There is increasing interest in the potential beneficial effects of probiotic bacteria. This issue of Gut contains an article [see page 821] which analyses the possible mechanisms of one of these benefits, namely an anti-inflammatory action. Conditioned media from cultures of the lactic acid bacteria (Bifido bacterium breve and Streptococcus thermophilus) inhibited the production of tumour necrosis factor (TNF) by peripheral blood mono-nuclear cells challenged with lipopolysaccharide. Commensal bacteria showed a much smaller effect. By growing the bacteria on a polarised monolayer they showed that active metabolites from the probiotics were able to cross the intact epithelial barrier and still exert an anti-inflammatory effect particularly in the presence of interferon-γ. This work should facilitate the design of more effective probiotic bacteria which could become part of the treatment for inflammatory bowel disease.
See page 821

IS ASYMPTOMATIC PRIMARY BILIARY CIRRHOSIS (PBC) REALLY BENIGN?

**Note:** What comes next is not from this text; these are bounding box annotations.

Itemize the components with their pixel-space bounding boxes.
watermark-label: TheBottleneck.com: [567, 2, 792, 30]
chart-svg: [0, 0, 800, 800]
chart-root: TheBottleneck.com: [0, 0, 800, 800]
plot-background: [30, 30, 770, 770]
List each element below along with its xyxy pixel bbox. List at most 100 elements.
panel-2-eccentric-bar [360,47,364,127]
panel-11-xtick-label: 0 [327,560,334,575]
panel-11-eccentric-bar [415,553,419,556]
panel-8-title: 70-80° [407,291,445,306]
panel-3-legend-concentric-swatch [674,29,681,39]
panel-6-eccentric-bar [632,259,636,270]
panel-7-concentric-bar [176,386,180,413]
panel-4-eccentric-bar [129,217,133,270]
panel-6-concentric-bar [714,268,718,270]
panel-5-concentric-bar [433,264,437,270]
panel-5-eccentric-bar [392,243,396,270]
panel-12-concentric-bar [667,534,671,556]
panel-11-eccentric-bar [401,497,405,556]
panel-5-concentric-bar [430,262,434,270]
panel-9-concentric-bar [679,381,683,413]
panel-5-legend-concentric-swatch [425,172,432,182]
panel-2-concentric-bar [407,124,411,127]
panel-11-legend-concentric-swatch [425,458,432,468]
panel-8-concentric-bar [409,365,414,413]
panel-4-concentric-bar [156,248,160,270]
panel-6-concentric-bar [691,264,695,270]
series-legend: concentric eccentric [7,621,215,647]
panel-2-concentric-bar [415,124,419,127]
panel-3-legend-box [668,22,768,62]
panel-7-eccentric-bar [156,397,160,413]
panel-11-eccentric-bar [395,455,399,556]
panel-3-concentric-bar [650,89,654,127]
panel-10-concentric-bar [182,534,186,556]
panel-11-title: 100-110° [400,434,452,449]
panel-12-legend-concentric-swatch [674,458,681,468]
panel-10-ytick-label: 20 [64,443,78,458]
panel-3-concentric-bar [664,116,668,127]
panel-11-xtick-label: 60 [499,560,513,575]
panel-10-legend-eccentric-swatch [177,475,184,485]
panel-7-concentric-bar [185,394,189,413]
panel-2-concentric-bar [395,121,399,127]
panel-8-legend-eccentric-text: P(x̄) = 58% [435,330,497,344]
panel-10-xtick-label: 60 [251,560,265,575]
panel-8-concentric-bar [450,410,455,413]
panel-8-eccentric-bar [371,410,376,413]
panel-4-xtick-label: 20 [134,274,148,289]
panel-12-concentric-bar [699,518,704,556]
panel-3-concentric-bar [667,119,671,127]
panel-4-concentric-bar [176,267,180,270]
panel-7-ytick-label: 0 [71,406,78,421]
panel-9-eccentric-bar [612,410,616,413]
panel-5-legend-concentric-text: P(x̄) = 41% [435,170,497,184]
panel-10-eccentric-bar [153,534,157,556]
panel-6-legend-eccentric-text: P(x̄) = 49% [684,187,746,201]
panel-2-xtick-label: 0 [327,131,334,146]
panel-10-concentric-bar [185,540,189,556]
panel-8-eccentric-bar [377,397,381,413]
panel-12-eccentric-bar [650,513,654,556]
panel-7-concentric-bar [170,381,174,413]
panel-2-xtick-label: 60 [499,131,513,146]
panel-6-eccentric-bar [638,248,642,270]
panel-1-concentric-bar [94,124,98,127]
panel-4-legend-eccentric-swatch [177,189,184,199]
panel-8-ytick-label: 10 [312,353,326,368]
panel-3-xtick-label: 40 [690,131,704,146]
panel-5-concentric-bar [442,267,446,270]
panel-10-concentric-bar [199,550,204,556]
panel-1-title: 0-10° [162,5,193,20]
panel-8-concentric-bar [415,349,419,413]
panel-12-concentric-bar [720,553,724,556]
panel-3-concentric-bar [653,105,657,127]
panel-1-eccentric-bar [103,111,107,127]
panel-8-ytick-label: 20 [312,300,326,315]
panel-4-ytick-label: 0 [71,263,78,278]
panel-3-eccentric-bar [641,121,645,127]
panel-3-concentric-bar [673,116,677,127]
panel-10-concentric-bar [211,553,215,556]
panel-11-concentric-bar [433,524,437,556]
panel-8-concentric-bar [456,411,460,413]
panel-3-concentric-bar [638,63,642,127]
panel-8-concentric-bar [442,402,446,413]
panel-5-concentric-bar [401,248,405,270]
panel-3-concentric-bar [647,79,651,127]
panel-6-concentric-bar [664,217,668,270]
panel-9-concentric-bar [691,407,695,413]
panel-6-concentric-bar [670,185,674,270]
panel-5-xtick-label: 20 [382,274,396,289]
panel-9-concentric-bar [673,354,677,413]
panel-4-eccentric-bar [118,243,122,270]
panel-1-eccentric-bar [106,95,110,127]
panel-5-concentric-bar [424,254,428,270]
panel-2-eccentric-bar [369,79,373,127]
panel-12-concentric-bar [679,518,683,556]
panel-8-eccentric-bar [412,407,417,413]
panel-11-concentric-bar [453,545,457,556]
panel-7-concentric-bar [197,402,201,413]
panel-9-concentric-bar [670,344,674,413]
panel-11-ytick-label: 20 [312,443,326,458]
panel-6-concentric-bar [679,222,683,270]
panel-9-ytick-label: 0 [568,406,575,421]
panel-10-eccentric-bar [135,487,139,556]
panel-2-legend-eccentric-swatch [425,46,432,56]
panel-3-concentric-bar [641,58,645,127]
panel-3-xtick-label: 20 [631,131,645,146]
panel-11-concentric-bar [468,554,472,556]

Although the first descriptions of PBC were of severely jaundiced patients suffering from intractable pruritis, the ability to screen patients with auto antibody profiles lead to PBS being frequently diagnosed in the asymptomatic phase. Initial impressions were that patients detected in this way had a relatively benign condition. The Newcastle Group report the largest population-based cohort study of the prognosis of PBC [see page 865] and come to some striking conclusions. Seven hundred and seventy patients diagnosed between 1987 and 1994 were followed until the year 2000. Although deaths from liver failure or variceal haemorrhage accounted for 44% of those initially symptomatic compared with only 25% of those initially asymptomatic, surprising survival did not differ between these groups. The similar survival related to an excess of non-hepatic deaths in the asymptomatic group, the commonest of which were malignancies, respiratory and cardiovascular deaths. Many of the initially asymptomatic patients became symptomatic and ultimately 20% of them either died from liver disease or required transplantation. Only a very small proportion of asymptomatic patients received any therapy in this study, an attitude which the authors now question.
See page 865

SALIVARY ACETALDEHYDE AND INCREASED CANCER RISK IN HEAVY DRINKERS WITH THE ALCOHOLIC DEHYDROGENASE 1C*1 ALLELE

Excess alcohol, smoking and poor oral hygiene are just some of the risk factors which contribute to the increased risk of upper aerodigestive tract cancer (UADT) in alcoholics. However, not all alcoholics develop this complication and the current study [see page 871] explored one possible explanation. Experimental evidence suggested that acetaldehyde is a carcinogen. Alcohol is converted to acetaldehyde by the enzyme alcohol dehydrogenase (ADH) which exhibits genetic polymorphism. The enzyme encoded by the ADH 1C*1 allele metabolises ethanol to acetaldehyde 5 times faster than that encoded by the ADH 1C*2 allele. The authors found the ADH 1C*1 allele to be significantly more frequent in alcoholics with UADTC (62%) compared with alcoholics without UADTC (49%). They also showed that the homozygote for ADH 1C*1 had higher salivary acetaldehyde than either heterozygote or ADH 1C*2 homozygote. Similarly high level of salivary acetaldehyde is also found in Asians, a high percentage of whom have a less active form of aldehyde dehydrogenase (ALDH2), which allows acetaldehyde to accumulate and appear in the saliva. This allele is also significantly increased in Japanese alcoholics with UADTC. These data certainly support the idea that salivary acetaldehyde might be the link between alcohol excess and UADTC.